# Vacuum bags



## Steve H (May 4, 2018)

Few days ago I went to seal up my latest haul of smoked cheese. Open my last box of food saver rolls And found them useless. They were full of creases and folds. :(
So, I went on line and found this pack of two rolls of 8" wide by fifty feet each 4mil thick bags for 18.95 with free shipping. The reviews all point to be that this product works very well. The shipping was very fast. Got them in two days. I'll be using them Saturday. Has anyone else tried these?


----------



## crazymoon (May 4, 2018)

SH, Never used them but they look like normal bags !


----------



## one eyed jack (May 4, 2018)

I have had Food Saver brand bags fail, several times, and I bought a double roll of bargain bags from Amazon once,  (Not sure if they were the brand you bought, it's been too long).  I had to throw the bargain bags away.  Tried to get them to seal and hold 4 or 5 times.  Finally got disgusted and threw the remainder in the recycle bin.

I buy only Food Saver brand, now, and say a little prayer every time I use them.  I also check the freezer regularly to make sure that the seals are holding.

To Crazymoons point;  The bargain bags I bought looked exactly like Food Saver brand bags.  I had no visual clue that they were inferior.


----------



## archeryrob (May 4, 2018)

I have been ordering the the same bags also. I also order 6" and 8" bags. The 6" don't seem to work for much except making slicing deer hams and chipped breasts. I have use the 8" and 11" and they work great and the price is good also.

The only thing some people might not like is they won't fit in the food saver bag storage area. You need to save the empty rolls and roll 25' on to an empty roll. You might want to split it up smaller, but I don;t and just deal with it. It packs loosely for me but after using it a little once they fit in the storage areas.

Walmart is selling 2 16' rolls for $11.45 (32')  $.36 a foot
These same bags is 11" and 100' are $17.89 @ $.18 a foot.
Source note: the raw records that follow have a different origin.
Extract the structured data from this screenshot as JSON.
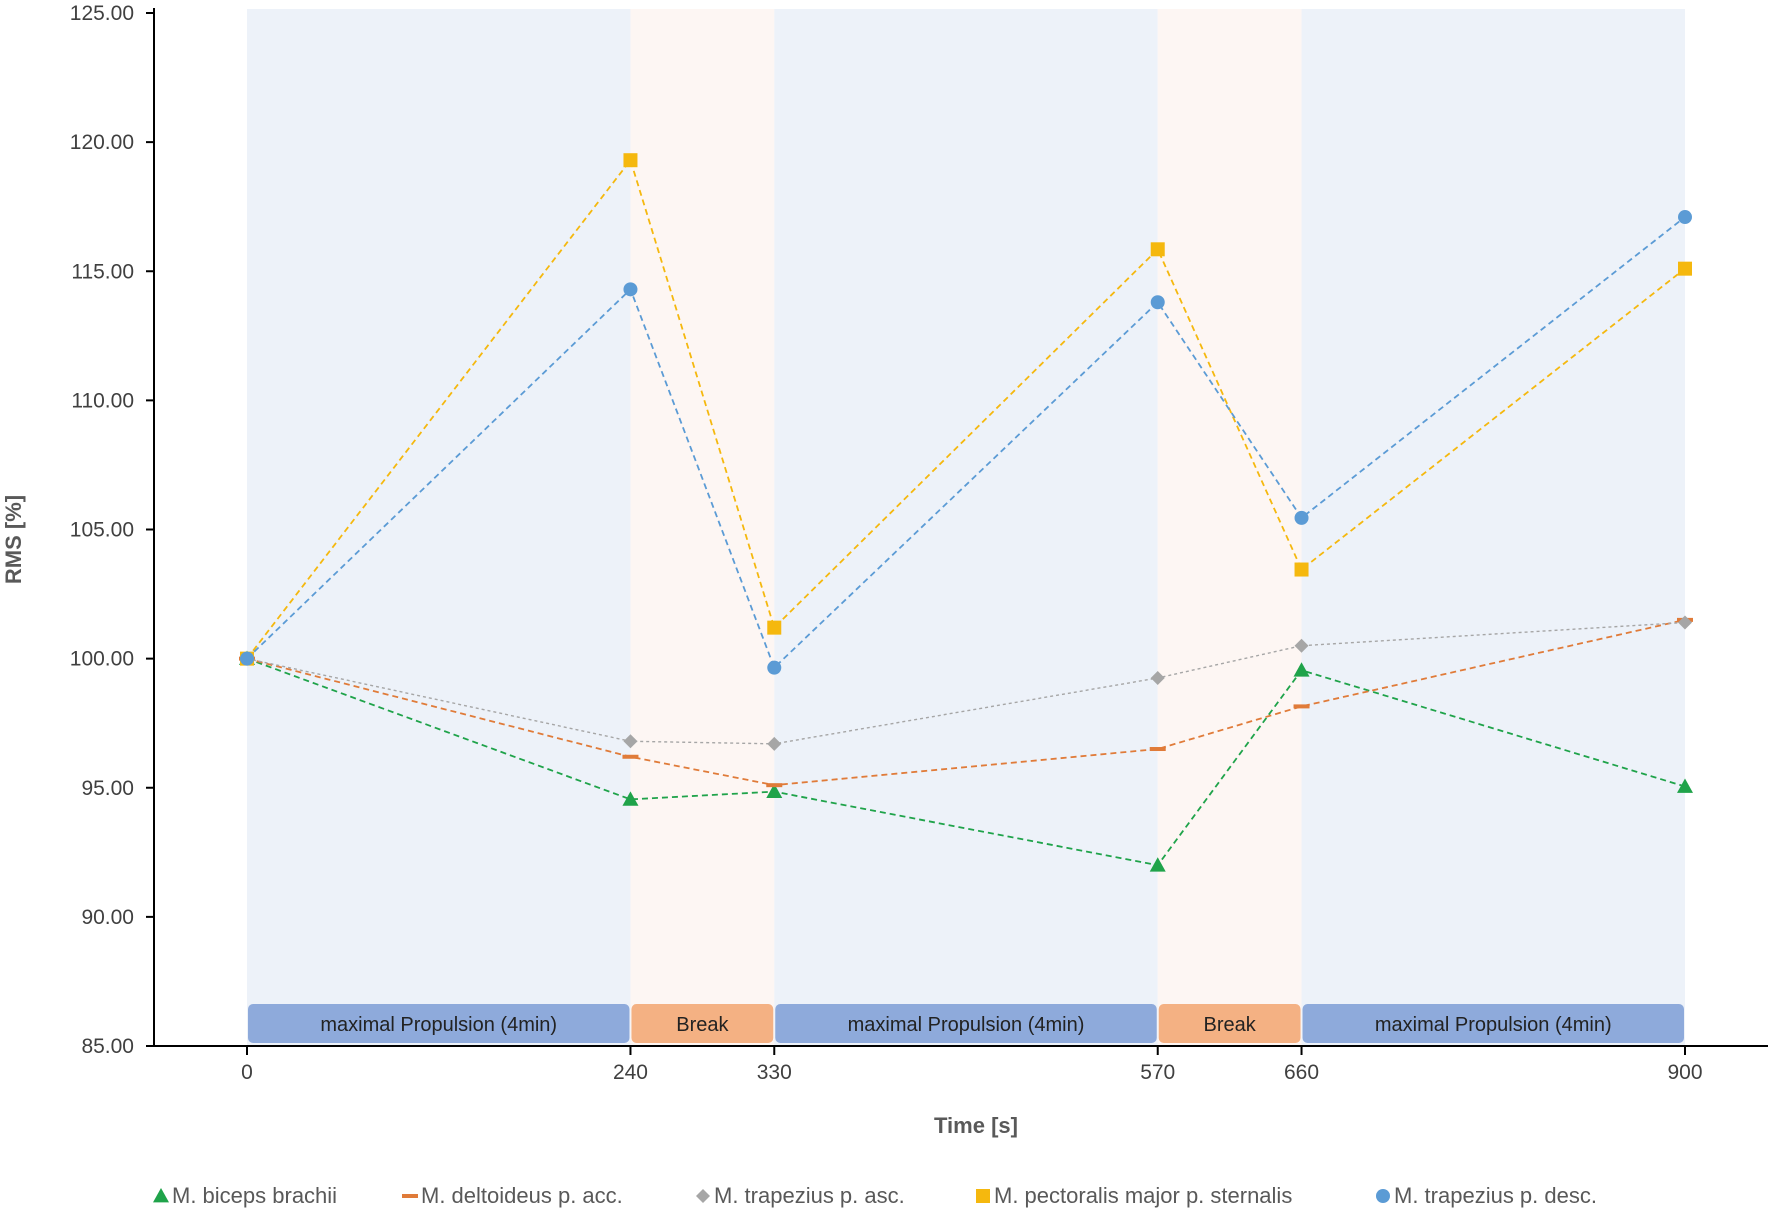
{
  "chart_data": {
    "type": "line",
    "title": "",
    "xlabel": "Time [s]",
    "ylabel": "RMS [%]",
    "ylim": [
      85,
      125
    ],
    "xlim": [
      0,
      900
    ],
    "yticks": [
      "85.00",
      "90.00",
      "95.00",
      "100.00",
      "105.00",
      "110.00",
      "115.00",
      "120.00",
      "125.00"
    ],
    "xticks": [
      "0",
      "240",
      "330",
      "570",
      "660",
      "900"
    ],
    "x": [
      0,
      240,
      330,
      570,
      660,
      900
    ],
    "grid": false,
    "legend_position": "bottom",
    "phases": [
      {
        "label": "maximal Propulsion (4min)",
        "start": 0,
        "end": 240,
        "kind": "propulsion"
      },
      {
        "label": "Break",
        "start": 240,
        "end": 330,
        "kind": "break"
      },
      {
        "label": "maximal Propulsion (4min)",
        "start": 330,
        "end": 570,
        "kind": "propulsion"
      },
      {
        "label": "Break",
        "start": 570,
        "end": 660,
        "kind": "break"
      },
      {
        "label": "maximal Propulsion (4min)",
        "start": 660,
        "end": 900,
        "kind": "propulsion"
      }
    ],
    "series": [
      {
        "name": "M. biceps brachii",
        "marker": "triangle",
        "color": "#1fa34a",
        "values": [
          100.0,
          94.55,
          94.85,
          92.0,
          99.55,
          95.05
        ]
      },
      {
        "name": "M. deltoideus p. acc.",
        "marker": "dash",
        "color": "#e07b39",
        "values": [
          100.0,
          96.2,
          95.1,
          96.5,
          98.15,
          101.5
        ]
      },
      {
        "name": "M. trapezius p. asc.",
        "marker": "diamond",
        "color": "#a6a6a6",
        "values": [
          100.0,
          96.8,
          96.7,
          99.25,
          100.5,
          101.4
        ]
      },
      {
        "name": "M. pectoralis major p. sternalis",
        "marker": "square",
        "color": "#f5b80e",
        "values": [
          100.0,
          119.3,
          101.2,
          115.85,
          103.45,
          115.1
        ]
      },
      {
        "name": "M. trapezius p. desc.",
        "marker": "circle",
        "color": "#5b9bd5",
        "values": [
          100.0,
          114.3,
          99.65,
          113.8,
          105.45,
          117.1
        ]
      }
    ],
    "colors": {
      "propulsion_band": "#edf2f9",
      "break_band": "#fdf6f3",
      "propulsion_box": "#8eaadb",
      "break_box": "#f4b183"
    }
  }
}
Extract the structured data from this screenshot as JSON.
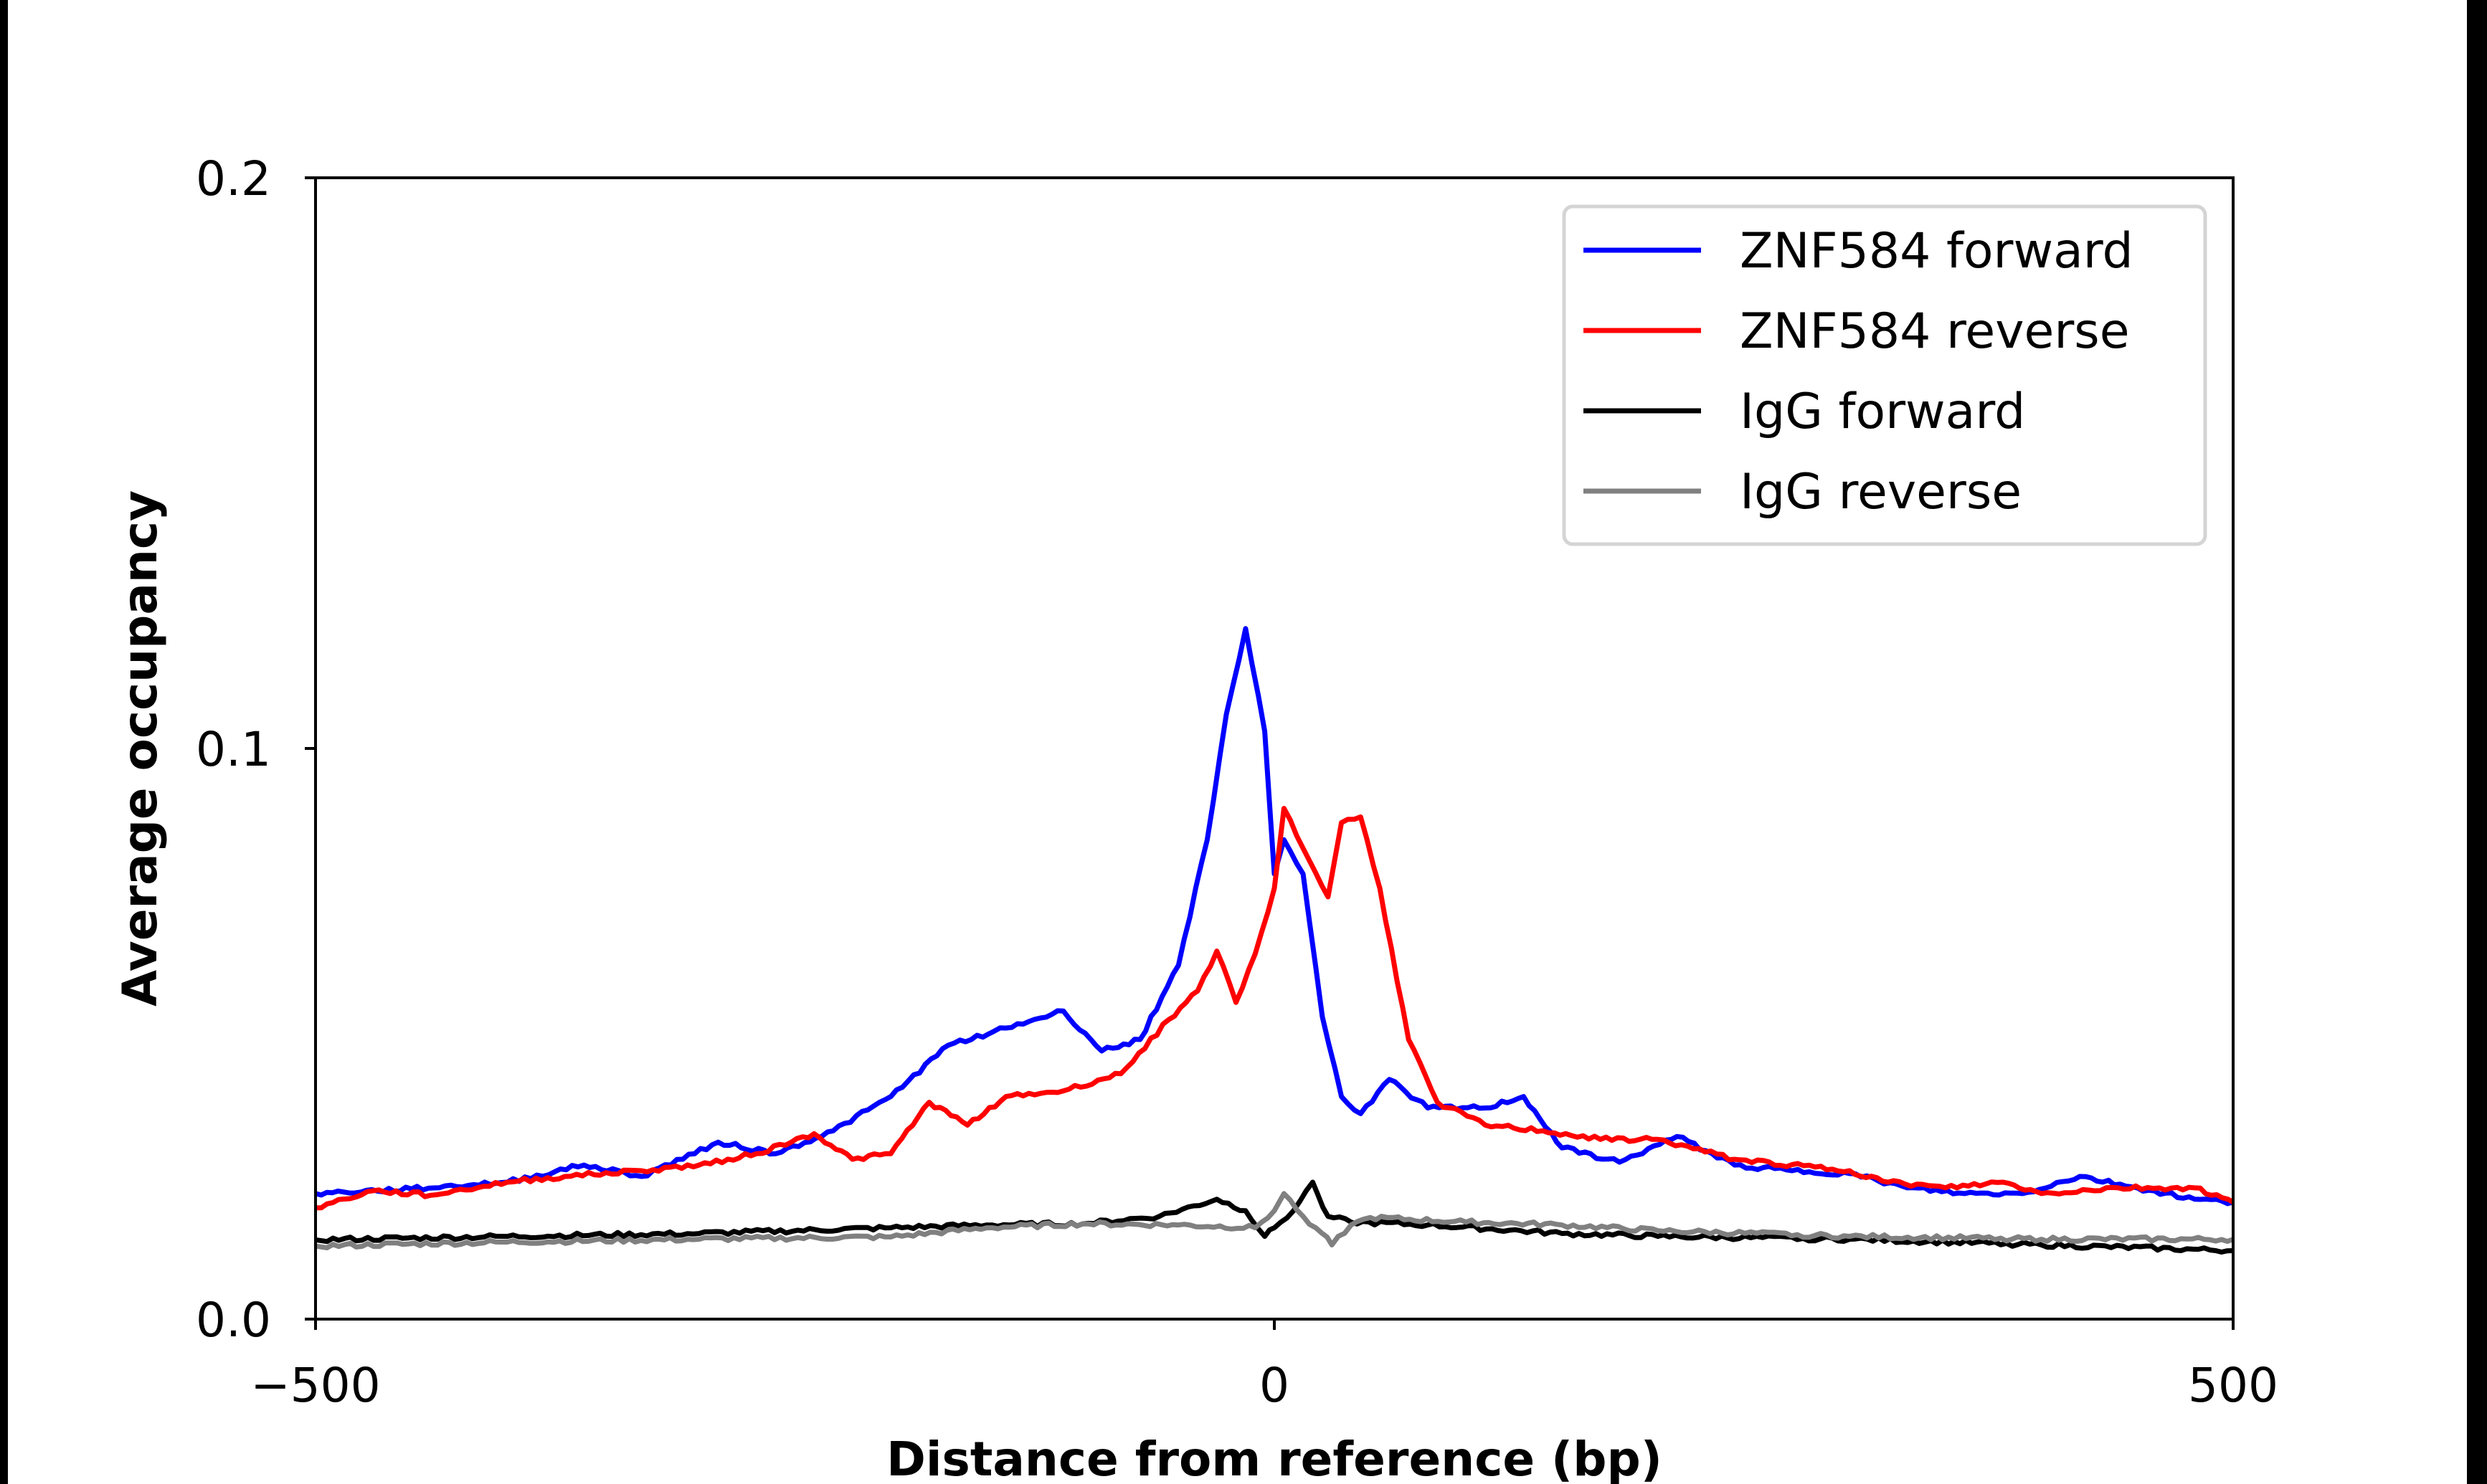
{
  "chart_data": {
    "type": "line",
    "title": "",
    "xlabel": "Distance from reference (bp)",
    "ylabel": "Average occupancy",
    "xlim": [
      -500,
      500
    ],
    "ylim": [
      0.0,
      0.2
    ],
    "xticks": [
      -500,
      0,
      500
    ],
    "xtick_labels": [
      "−500",
      "0",
      "500"
    ],
    "yticks": [
      0.0,
      0.1,
      0.2
    ],
    "ytick_labels": [
      "0.0",
      "0.1",
      "0.2"
    ],
    "grid": false,
    "legend_position": "top-right",
    "series": [
      {
        "name": "ZNF584 forward",
        "color": "#0000ff",
        "x": [
          -500,
          -450,
          -400,
          -360,
          -330,
          -290,
          -260,
          -230,
          -200,
          -170,
          -140,
          -110,
          -90,
          -70,
          -50,
          -35,
          -25,
          -15,
          -5,
          0,
          5,
          15,
          25,
          35,
          45,
          60,
          80,
          110,
          130,
          150,
          180,
          210,
          240,
          270,
          300,
          330,
          360,
          390,
          420,
          450,
          480,
          500
        ],
        "y": [
          0.022,
          0.0228,
          0.024,
          0.027,
          0.025,
          0.031,
          0.029,
          0.033,
          0.039,
          0.048,
          0.051,
          0.054,
          0.047,
          0.049,
          0.062,
          0.084,
          0.106,
          0.121,
          0.103,
          0.078,
          0.084,
          0.078,
          0.053,
          0.039,
          0.036,
          0.042,
          0.037,
          0.037,
          0.039,
          0.03,
          0.0275,
          0.032,
          0.027,
          0.026,
          0.0255,
          0.023,
          0.022,
          0.022,
          0.025,
          0.023,
          0.021,
          0.0205
        ]
      },
      {
        "name": "ZNF584 reverse",
        "color": "#ff0000",
        "x": [
          -500,
          -470,
          -440,
          -400,
          -370,
          -330,
          -300,
          -270,
          -240,
          -220,
          -200,
          -180,
          -160,
          -140,
          -110,
          -80,
          -55,
          -40,
          -30,
          -20,
          -10,
          0,
          5,
          15,
          28,
          35,
          45,
          55,
          70,
          85,
          110,
          140,
          170,
          200,
          240,
          300,
          320,
          350,
          380,
          400,
          440,
          480,
          500
        ],
        "y": [
          0.0195,
          0.0225,
          0.0217,
          0.024,
          0.025,
          0.026,
          0.027,
          0.029,
          0.0325,
          0.028,
          0.029,
          0.038,
          0.034,
          0.039,
          0.04,
          0.043,
          0.0525,
          0.0575,
          0.0645,
          0.0555,
          0.064,
          0.0755,
          0.0895,
          0.0825,
          0.074,
          0.087,
          0.088,
          0.0755,
          0.049,
          0.038,
          0.034,
          0.033,
          0.0315,
          0.0315,
          0.028,
          0.026,
          0.024,
          0.023,
          0.024,
          0.022,
          0.023,
          0.023,
          0.0205
        ]
      },
      {
        "name": "IgG forward",
        "color": "#000000",
        "x": [
          -500,
          -400,
          -300,
          -200,
          -150,
          -100,
          -60,
          -30,
          -15,
          -5,
          0,
          10,
          20,
          28,
          40,
          80,
          150,
          200,
          300,
          400,
          500
        ],
        "y": [
          0.0139,
          0.0145,
          0.015,
          0.016,
          0.0165,
          0.0167,
          0.018,
          0.021,
          0.019,
          0.0145,
          0.016,
          0.019,
          0.024,
          0.018,
          0.017,
          0.0165,
          0.015,
          0.0145,
          0.014,
          0.013,
          0.012
        ]
      },
      {
        "name": "IgG reverse",
        "color": "#808080",
        "x": [
          -500,
          -400,
          -300,
          -200,
          -150,
          -100,
          -50,
          -10,
          0,
          5,
          15,
          25,
          30,
          40,
          50,
          100,
          150,
          200,
          300,
          400,
          500
        ],
        "y": [
          0.0128,
          0.0135,
          0.014,
          0.0144,
          0.016,
          0.0167,
          0.0165,
          0.016,
          0.019,
          0.022,
          0.018,
          0.015,
          0.013,
          0.0165,
          0.0178,
          0.017,
          0.0165,
          0.0155,
          0.0145,
          0.014,
          0.014
        ]
      }
    ]
  }
}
Seems like a no brainer to me.


----------



## HalfSmoked (May 4, 2018)

I buy my bags from Vacuum Sealers Unlimited have had no problems with them Lisa is also a member on the forum. May not be the cheapest bags but then you get what you pay for.

Warren


----------



## yankee2bbq (May 4, 2018)

We buy Zip-lock brand.  Works great.  No problems.  We buy them at Walmart.


----------



## Gwanger (May 4, 2018)

Steve H said:


> Few days ago I went to seal up my latest haul of smoked cheese. Open my last box of food saver rolls And found them useless. They were full of creases and folds. :(
> So, I went on line and found this pack of two rolls of 8" wide by fifty feet each 4mil thick bags for 18.95 with free shipping. The reviews all point to be that this product works very well. The shipping was very fast. Got them in two days. I'll be using them Saturday. Has anyone else tried these?
> 
> 
> ...


I have also found it difficult to use some new food saver bags, the problem was they would not seal, so I started to wrinkle up the top of bag where you would make seal and create some wrinkles in bag and then they work fine.


----------



## Rings Я Us (May 4, 2018)

Bought a box of these the other day. .36¢ a ft. 8"+11" . 1st time ever buying them. Will look for a deal next time.


----------



## SmokinAl (May 4, 2018)

I get mine from Lisa too, the only thing that irks me is her shipping charges. So you have to wait until you have about a $200 order to justify the shipping. The last bunch of bags I got were from https://www.webstaurantstore.com, they have real high quality bags & a lot of other good stuff & most of the time the shipping is free or very minimal.
Al


----------



## old sarge (May 4, 2018)

Wondering if some of the sealing failures can be attributed to needing to replace the heating strip.


----------



## pushok2018 (May 4, 2018)

Steve H,
for last 18 months I use only this, same brand - Food VacBags. Order them on Amazon with free shipping. 6x50 & 8x50. Never had a problem using them with my Weston Pro-2300.


----------